The first chapter establishes the long pattern of LeBeau cooking for Schultz, plus the prisoners’ need for hot and nourishing food in the winter and the difficulty of getting it. Schultz’s point of view is what really makes that chapter work. Chapter 2 gives us the hilarious debate over national cuisines between LeBeau and Newkirk; it captures the dynamic between them perfectly. (And thanks for the tu/vous lesson at the end: it’s really useful to hear how a native French speaker explains that. I hadn’t thought about that kind of issue in translating the series into French.) The cassoulet in Chapter 3 does triple duty, warming up the cold prisoners (with even Newkirk complimenting it), bribing Schultz, and welcoming Carter into the fold. The general and his wife make marvelous villains in Chapter 4, highlighted in their appreciation of the cuisine of the country that they have been pillaging. (What we learn about the wife does help make up for her behavior, though.) LeBeau’s patriotism burns so brightly throughout the story, in both his anger and his later celebration of the liberation of Paris. (Nice touch in noting he sings “with both talent and enthusiasm” as a tribute to Robert Clary’s abilities as a song and dance man.) Newkirk popping in and out was a nicely comic bit, and the end scene between him and LeBeau was funny touching without being sentimental – just perfect. The last chapter was also sweet in the men’s urgency to help their sick comrade: how very appropriate to see them taking care of LeBeau, who remains a strong presence in the story, even off stage.
Many thanks for this lovely series that was such a great pleasure to read!

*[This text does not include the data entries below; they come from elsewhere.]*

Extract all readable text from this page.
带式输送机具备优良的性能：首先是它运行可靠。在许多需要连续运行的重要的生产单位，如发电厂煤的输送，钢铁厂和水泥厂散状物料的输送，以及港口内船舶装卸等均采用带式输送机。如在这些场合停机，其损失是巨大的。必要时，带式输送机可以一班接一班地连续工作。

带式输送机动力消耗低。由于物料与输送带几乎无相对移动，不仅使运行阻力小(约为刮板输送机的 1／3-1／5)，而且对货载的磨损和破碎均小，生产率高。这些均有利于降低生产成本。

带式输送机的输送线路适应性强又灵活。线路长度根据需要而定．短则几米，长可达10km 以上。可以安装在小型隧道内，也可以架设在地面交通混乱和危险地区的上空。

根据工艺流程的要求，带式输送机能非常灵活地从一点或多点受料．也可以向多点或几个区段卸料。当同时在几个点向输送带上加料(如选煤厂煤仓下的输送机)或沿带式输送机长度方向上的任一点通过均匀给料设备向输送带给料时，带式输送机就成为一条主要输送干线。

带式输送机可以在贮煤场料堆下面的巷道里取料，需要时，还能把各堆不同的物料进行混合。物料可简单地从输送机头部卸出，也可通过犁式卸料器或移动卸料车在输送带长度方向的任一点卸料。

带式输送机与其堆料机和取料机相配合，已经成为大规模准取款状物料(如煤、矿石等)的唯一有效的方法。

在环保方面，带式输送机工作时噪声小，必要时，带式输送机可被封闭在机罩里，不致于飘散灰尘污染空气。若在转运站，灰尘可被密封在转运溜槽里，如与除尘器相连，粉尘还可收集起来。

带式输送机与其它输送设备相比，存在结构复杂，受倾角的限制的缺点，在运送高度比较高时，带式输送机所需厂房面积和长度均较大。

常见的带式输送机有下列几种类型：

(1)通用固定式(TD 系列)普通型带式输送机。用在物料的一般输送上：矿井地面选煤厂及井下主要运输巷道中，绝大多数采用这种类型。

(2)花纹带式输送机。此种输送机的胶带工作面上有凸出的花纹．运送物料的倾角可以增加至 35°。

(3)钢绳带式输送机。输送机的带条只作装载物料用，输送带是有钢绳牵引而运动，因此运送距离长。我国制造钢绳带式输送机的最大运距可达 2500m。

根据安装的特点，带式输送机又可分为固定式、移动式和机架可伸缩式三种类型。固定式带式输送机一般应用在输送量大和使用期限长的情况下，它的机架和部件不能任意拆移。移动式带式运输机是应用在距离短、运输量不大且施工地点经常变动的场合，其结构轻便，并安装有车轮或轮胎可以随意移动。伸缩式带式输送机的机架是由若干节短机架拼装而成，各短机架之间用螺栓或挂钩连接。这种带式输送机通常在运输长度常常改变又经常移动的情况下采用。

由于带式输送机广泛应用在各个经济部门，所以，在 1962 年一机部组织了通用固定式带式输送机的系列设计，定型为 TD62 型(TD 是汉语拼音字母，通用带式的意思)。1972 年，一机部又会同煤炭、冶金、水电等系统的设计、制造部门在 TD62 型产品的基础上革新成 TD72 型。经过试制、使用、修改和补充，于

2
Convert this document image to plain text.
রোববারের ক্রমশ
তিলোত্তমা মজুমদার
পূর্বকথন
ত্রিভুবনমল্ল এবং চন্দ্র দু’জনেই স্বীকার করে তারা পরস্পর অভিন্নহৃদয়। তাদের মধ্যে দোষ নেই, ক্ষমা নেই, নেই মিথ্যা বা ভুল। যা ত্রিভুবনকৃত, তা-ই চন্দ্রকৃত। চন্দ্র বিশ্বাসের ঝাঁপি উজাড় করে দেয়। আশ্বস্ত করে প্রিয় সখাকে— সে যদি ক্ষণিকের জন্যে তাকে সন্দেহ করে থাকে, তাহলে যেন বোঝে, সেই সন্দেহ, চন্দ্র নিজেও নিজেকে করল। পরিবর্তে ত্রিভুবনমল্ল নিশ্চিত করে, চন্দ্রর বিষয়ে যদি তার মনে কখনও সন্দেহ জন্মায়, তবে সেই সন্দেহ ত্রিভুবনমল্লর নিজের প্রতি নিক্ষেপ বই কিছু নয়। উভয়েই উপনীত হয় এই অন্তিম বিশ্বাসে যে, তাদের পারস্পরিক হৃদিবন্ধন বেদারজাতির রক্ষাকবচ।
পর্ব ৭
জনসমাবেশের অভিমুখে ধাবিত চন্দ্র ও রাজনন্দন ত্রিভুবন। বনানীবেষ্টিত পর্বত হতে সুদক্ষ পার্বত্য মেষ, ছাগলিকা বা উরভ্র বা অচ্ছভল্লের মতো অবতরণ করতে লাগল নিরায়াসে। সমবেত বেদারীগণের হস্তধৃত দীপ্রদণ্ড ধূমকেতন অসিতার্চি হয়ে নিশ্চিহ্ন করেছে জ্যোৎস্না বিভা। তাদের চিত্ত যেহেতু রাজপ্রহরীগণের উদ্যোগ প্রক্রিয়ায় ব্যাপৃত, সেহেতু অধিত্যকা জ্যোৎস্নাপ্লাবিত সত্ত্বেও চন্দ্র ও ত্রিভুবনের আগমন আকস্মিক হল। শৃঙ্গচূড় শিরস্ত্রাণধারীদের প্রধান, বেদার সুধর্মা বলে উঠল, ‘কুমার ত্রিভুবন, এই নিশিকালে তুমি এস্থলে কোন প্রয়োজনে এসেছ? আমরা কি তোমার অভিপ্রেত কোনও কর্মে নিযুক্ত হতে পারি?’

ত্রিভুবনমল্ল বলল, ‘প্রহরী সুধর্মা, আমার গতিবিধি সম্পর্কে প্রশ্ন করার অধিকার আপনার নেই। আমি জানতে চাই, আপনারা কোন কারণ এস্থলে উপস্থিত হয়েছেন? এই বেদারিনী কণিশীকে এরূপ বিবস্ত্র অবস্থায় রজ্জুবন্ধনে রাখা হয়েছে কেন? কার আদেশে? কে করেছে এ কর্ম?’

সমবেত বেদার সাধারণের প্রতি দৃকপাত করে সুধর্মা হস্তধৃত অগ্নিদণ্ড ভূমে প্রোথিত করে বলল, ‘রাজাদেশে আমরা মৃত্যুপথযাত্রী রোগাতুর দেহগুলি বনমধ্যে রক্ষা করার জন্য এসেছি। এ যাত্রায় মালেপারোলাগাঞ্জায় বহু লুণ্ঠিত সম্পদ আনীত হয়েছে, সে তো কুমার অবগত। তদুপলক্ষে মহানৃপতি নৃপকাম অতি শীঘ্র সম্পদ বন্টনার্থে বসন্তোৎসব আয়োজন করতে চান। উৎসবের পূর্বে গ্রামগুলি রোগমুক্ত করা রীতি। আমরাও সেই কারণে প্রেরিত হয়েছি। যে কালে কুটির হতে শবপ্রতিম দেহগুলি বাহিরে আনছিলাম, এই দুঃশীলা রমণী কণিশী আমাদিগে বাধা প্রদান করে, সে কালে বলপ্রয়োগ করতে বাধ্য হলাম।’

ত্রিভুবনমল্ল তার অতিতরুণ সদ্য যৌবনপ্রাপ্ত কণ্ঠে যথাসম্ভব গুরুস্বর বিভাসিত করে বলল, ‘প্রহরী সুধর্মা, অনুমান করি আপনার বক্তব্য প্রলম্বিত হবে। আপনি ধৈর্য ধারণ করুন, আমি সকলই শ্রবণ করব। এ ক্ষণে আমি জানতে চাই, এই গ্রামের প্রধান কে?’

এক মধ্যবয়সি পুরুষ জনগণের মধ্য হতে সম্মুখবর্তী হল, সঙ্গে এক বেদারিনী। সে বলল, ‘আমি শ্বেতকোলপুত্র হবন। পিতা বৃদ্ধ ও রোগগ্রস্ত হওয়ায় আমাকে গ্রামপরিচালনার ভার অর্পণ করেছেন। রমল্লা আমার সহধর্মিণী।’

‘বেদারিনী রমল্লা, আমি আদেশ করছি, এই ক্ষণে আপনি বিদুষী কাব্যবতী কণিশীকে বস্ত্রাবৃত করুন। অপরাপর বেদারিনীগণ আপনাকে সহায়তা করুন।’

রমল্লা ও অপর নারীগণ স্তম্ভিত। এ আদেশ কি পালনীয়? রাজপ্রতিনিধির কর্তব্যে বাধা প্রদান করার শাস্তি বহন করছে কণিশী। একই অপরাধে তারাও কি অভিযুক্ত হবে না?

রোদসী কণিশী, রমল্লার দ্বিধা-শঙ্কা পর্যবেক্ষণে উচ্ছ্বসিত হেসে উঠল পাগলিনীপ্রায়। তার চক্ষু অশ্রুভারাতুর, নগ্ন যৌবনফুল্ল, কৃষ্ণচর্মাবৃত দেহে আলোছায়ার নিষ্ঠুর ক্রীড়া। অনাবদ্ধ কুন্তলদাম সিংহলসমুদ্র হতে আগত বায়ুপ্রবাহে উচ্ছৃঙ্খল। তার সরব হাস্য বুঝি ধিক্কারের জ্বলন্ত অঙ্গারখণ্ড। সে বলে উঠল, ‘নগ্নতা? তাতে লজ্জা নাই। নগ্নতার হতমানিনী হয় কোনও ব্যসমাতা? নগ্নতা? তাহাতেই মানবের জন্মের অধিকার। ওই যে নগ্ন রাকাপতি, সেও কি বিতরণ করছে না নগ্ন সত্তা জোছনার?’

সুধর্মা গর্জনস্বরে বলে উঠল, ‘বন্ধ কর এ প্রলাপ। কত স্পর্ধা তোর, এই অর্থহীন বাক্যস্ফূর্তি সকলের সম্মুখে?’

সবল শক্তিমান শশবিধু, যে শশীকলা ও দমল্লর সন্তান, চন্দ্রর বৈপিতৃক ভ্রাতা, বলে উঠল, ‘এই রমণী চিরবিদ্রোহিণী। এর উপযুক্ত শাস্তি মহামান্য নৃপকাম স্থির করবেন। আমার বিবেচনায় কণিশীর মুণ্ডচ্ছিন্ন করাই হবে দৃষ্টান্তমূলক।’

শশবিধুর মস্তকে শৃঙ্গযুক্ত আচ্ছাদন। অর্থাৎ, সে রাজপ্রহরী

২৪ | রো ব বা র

| Rutika chapter 1 . 1/14/2012
Très amusant. J'aime toujours LeBeau, surtout quand il fait la cuisine. Votre histoire donne de bonnes explications - comment LeBeau trouve ses ingrédients; comment Schultz découvre qu'il est chef, etc.
Rutika (la soeur de Snooky)
| snooky-9093 chapter 5 . 1/12/2012
Catching up for the PBA's an d I just read this on my IPOD in one sitting. As someone who has been to France, I tip my hat to you. This had to be one of the most charming stories I have ever read. And how marvelous to read this from Schultz's POV. I can't say how much I loved this, except that my mouth was watering. I loved your portrayal of LeBeau and his transformation, and your historical knowledge of the hardships later in the war.
| SpaceEngineerPeanut chapter 5 . 1/7/2012
Magnifique (did I spell that right?), thank you!